Even though The Farm she knew was nothing more than a dream and an undeveloped 2-acre piece of land in a semi-rural part of Mandarin, the place was special to her, said her mother, Helen Green.

She would go there and stand by the fence and call softly to a neighbor’s old horse. The horse, which wouldn’t have anything to do with anyone else, would come to the fence to be pet and kissed by Jessica.

“When she went out there, she felt a peace,” Helen Green said. “She was excited about being part of it.”

The Farm was born in the imagination of Marie and Ricardo Quinones, whose 14-year-old daughter, Raquel, is autistic, as was Jessica.

Marie Quinones and Helen Green met and became friends through their involvement in the Center for Autism and Related Disorders.

They shared a desire to create programs that would help people with autism spectrum disorders create support networks to help them adjust to life in a world that doesn’t understand them.

Autism is a developmental disorder marked by impaired social interaction and communication and restricted activities and interests. It can have varying degrees of effect on a person.

It afflicts as many as one in 150 children, more commonly boys, according to CARD.

As Marie Quinones talked about her plans for The Farm, Helen Green envisioned a kind of sanctuary, “a safe haven” where people with autism and their families could escape the stress and sensory overload of their daily lives.

Jessica, she said, often talked about how eager she was for the project to come together.

But Dec. 19, Jessica unexpectedly died in her sleep at age 27 following a seizure, one of the complications of her disorder.

For most of her life, Jessica had been an enthusiastic bike rider.

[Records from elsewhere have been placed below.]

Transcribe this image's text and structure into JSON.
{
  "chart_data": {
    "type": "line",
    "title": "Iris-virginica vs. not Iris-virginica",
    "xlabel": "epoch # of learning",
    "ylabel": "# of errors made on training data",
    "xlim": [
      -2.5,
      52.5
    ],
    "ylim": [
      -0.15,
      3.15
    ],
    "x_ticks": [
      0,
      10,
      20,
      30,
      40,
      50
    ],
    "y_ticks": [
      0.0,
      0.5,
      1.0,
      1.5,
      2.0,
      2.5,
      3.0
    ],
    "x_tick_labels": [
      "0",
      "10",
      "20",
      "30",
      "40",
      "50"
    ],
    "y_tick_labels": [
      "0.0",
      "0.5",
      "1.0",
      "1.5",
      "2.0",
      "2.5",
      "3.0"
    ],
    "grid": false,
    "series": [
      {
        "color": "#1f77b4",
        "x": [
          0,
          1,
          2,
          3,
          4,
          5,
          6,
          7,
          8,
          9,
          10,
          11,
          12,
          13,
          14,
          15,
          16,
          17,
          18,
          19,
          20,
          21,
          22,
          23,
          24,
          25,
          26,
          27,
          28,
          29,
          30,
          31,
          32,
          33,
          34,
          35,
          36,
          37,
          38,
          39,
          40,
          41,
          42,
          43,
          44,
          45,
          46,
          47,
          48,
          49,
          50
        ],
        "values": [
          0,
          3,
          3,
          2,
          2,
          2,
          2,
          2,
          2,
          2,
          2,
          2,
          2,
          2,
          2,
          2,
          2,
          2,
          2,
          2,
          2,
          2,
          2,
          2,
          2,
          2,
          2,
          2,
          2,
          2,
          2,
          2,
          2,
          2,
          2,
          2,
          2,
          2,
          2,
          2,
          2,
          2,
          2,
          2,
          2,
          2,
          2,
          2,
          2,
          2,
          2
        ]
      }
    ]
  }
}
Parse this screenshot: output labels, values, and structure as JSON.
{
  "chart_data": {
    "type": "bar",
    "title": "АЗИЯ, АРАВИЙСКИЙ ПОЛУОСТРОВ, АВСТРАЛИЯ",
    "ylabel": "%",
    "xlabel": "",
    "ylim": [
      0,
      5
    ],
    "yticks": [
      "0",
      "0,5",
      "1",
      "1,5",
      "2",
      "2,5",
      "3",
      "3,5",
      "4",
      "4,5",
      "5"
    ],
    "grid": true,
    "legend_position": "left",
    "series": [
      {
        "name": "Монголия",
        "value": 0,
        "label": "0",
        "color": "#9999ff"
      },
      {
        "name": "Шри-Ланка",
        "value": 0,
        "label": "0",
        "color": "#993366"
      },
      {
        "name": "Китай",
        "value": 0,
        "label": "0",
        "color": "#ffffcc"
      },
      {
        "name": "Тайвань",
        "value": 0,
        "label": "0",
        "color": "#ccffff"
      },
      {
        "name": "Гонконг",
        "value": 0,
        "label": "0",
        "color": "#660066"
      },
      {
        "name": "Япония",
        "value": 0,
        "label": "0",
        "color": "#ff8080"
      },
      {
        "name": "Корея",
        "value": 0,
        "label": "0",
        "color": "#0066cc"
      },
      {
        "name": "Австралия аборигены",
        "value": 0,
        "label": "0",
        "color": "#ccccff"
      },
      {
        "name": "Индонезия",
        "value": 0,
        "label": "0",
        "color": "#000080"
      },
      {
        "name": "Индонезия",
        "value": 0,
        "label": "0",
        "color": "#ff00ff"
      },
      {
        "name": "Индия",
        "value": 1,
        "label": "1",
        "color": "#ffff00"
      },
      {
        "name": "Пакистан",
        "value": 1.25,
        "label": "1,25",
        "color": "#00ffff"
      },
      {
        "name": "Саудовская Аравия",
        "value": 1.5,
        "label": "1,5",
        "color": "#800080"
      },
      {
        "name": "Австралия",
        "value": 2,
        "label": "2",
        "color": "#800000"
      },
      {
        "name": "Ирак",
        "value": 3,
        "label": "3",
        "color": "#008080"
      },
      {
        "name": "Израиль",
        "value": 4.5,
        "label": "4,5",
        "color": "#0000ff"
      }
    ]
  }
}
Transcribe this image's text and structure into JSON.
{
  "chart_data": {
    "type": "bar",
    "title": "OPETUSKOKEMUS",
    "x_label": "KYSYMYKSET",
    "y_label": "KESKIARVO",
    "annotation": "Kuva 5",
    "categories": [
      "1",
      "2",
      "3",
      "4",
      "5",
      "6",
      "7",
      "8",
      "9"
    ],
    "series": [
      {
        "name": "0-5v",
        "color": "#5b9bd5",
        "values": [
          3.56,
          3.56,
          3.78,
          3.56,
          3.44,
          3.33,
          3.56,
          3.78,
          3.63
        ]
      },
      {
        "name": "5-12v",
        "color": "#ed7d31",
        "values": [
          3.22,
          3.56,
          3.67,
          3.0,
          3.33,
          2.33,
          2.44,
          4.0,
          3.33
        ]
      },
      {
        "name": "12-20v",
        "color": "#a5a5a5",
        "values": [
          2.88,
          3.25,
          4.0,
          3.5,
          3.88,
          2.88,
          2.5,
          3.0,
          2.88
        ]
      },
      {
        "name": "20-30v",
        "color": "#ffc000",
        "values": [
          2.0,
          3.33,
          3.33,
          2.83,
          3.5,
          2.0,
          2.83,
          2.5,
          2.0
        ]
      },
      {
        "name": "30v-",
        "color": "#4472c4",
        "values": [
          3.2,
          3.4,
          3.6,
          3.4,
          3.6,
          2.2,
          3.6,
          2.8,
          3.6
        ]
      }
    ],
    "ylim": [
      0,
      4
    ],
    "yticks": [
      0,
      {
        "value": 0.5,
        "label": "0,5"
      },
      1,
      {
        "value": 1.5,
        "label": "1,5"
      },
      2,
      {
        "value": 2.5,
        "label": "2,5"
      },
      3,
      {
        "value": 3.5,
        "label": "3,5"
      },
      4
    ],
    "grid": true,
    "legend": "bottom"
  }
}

She told her mother she loved the feeling of being “in control” when she was riding and loved be able to work out her frustrations on a long ride.

“To say she rode a lot might be an understatement,” said Charlie Fetzer, a co-owner of Lake Shore Bicycles & Fitness, where Jessica was a regular visitor.

Fetzer said he was already thinking about organizing a Memorial Day ride on the Baldwin Rail Trail before he learned of Jessica’s death.

Now Ride with Me, which Fetzer hopes can become an annual event, will be held Monday in Jessica’s memory.

Proceeds will go to benefit In the Farm, a nonprofit foundation the Quinoneses have formed.

The Quinoneses have built a stable on the property where a horse and a goat, both rescue animals, now live. Raquel Quinones now spends part of each evening feeding the animals and cleaning the stalls, jobs that she loves doing, her mom said.

This summer, the Quinoneses plan to build two more structures. One will be a home where they will live with Raquel and her 3-year-old brother, Angelo, who has cerebral palsy.

The other building can be a guest house for families and can also serve as a center for some of the programs they envision starting.

They will use their own money to pay for the construction, Ricardo Quinones said.

They hope money raised through the nonprofit In the Farm will help pay for some of the programs they envision.

There is already a spot set aside for a “healing garden,” where people can learn about growing flowers, fruits and vegetables “in a soothing, structured setting,” Marie Quinones said. In time, it could even become a micro-business, selling organically raised fruits, vegetables and flowers, her husband added.

“We want to build communities,” Marie Quinones said. “This is a place where we can establish some relationships.”